The likelihood is, then, that City’s slump of the last 10 days — beaten at Tottenham and at Bournemouth in the league, and by Rúben Amorim and Sporting in the Champions League — is nothing more than proof of Guardiola’s charitable side. City is giving its opponents a chance. In the case of Liverpool, it has even offered a head start.
Guardiola himself, though, has acknowledged that it is more complex than that. One of his many, many strengths as a manager is his ability to spread his players’ workload. He does not overburden his squad early in the season, ensuring his stars are fresh — or at least fresher than their opponents — once the pressure starts to mount.
This season, that may not be possible. City is no more injury-hit than Arsenal, say, but Guardiola’s squad, by choice, is smaller. That means that his available players are already piling up minutes. City, habitually, becomes untouchable once spring arrives. Whether it can repeat the trick may depend on energy as much as talent.
This was not the idea
The new Champions League format, as we all know, was inspired by two things. Money, mainly: More games and more glamour mean more revenue. But fear was a draw, too: Europe’s elite clubs did not like the idea of being at risk of elimination, even theoretically, that was inherent in the concept of a smaller group stage.
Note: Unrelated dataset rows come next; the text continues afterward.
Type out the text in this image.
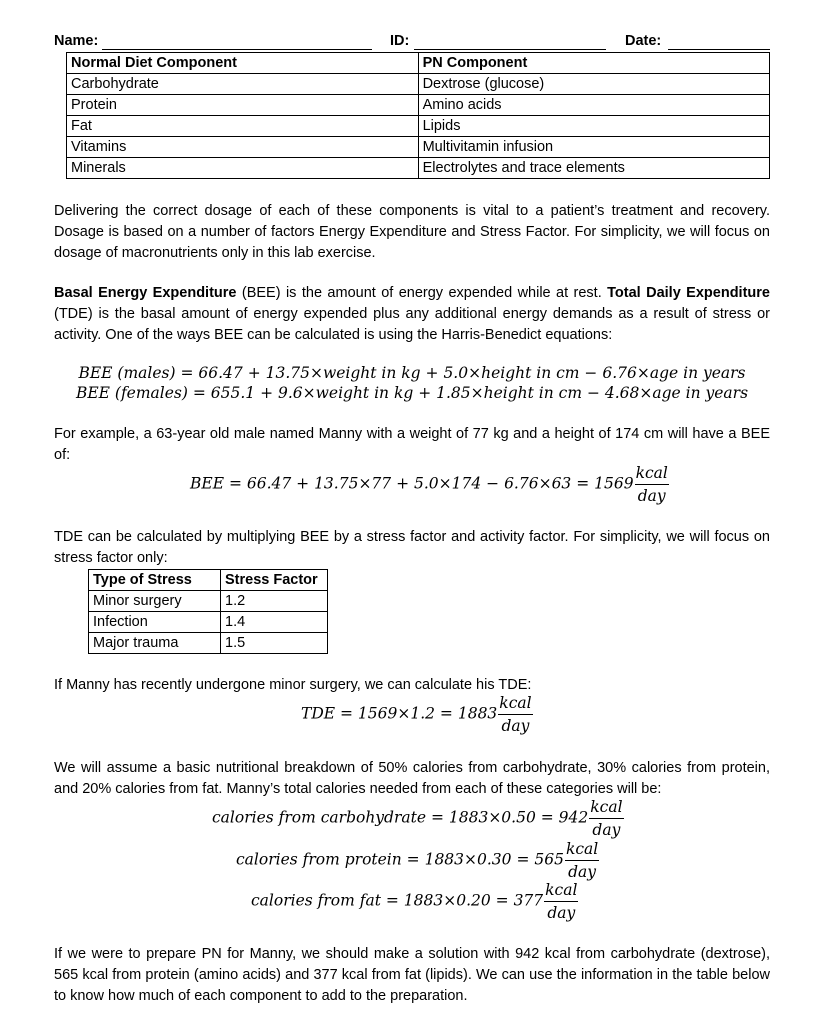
Name:	ID:	Date:
Normal Diet Component	PN Component
Carbohydrate	Dextrose (glucose)
Protein	Amino acids
Fat	Lipids
Vitamins	Multivitamin infusion
Minerals	Electrolytes and trace elements

Delivering the correct dosage of each of these components is vital to a patient’s treatment and recovery. Dosage is based on a number of factors Energy Expenditure and Stress Factor. For simplicity, we will focus on dosage of macronutrients only in this lab exercise.

Basal Energy Expenditure (BEE) is the amount of energy expended while at rest. Total Daily Expenditure (TDE) is the basal amount of energy expended plus any additional energy demands as a result of stress or activity. One of the ways BEE can be calculated is using the Harris-Benedict equations:

BEE (males) = 66.47 + 13.75×weight in kg + 5.0×height in cm − 6.76×age in years
BEE (females) = 655.1 + 9.6×weight in kg + 1.85×height in cm − 4.68×age in years

For example, a 63-year old male named Manny with a weight of 77 kg and a height of 174 cm will have a BEE of:

BEE = $66.47 + 13.75\times 77 + 5.0\times 174 - 6.76\times 63 = 1569 \frac{\text{kcal}}{\text{day}}$

TDE can be calculated by multiplying BEE by a stress factor and activity factor. For simplicity, we will focus on stress factor only:

Type of Stress	Stress Factor
Minor surgery	1.2
Infection	1.4
Major trauma	1.5

If Manny has recently undergone minor surgery, we can calculate his TDE:

TDE = $1569\times 1.2 = 1883 \frac{\text{kcal}}{\text{day}}$

We will assume a basic nutritional breakdown of 50% calories from carbohydrate, 30% calories from protein, and 20% calories from fat. Manny’s total calories needed from each of these categories will be:

calories from carbohydrate = $1883\times 0.50 = 942 \frac{\text{kcal}}{\text{day}}$
calories from protein = $1883\times 0.30 = 565 \frac{\text{kcal}}{\text{day}}$
calories from fat = $1883\times 0.20 = 377 \frac{\text{kcal}}{\text{day}}$

If we were to prepare PN for Manny, we should make a solution with 942 kcal from carbohydrate (dextrose), 565 kcal from protein (amino acids) and 377 kcal from fat (lipids). We can use the information in the table below to know how much of each component to add to the preparation.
The solution, of course, was to change the tournament to make it more to their liking, swaddling it in safety nets and second chances. Not that the members of the Continent’s self-appointed aristocracy would have assumed that they would need them: Those top eight slots, the ones that bypass the first knockout round, were all earmarked for the tournament’s grandees.
What a nuisance, then, that some actual soccer had to come along and get in the way. Occupying positions two through four at the halfway stage are Monaco, Sporting and Brest. Bayern Munich sits 17th. Real Madrid is 18th. Both are below Dinamo Zagreb. Still, it could be worse: At the current rate of progress, Paris Saint-Germain will be eliminated.
Even though that should change over the next few weeks — PSG will, doubtless, make it through to the knockouts — it is hard not to feel that the drama has been in the tournament’s interests. Watching a procession is, ultimately, not particularly enthralling. And besides, there is something salutary in seeing the results interfere with the best-laid plans of the great and the good. Trying to rig a competition in your favor, in a game in which you already possess all of the advantages, is not really very sporting, after all.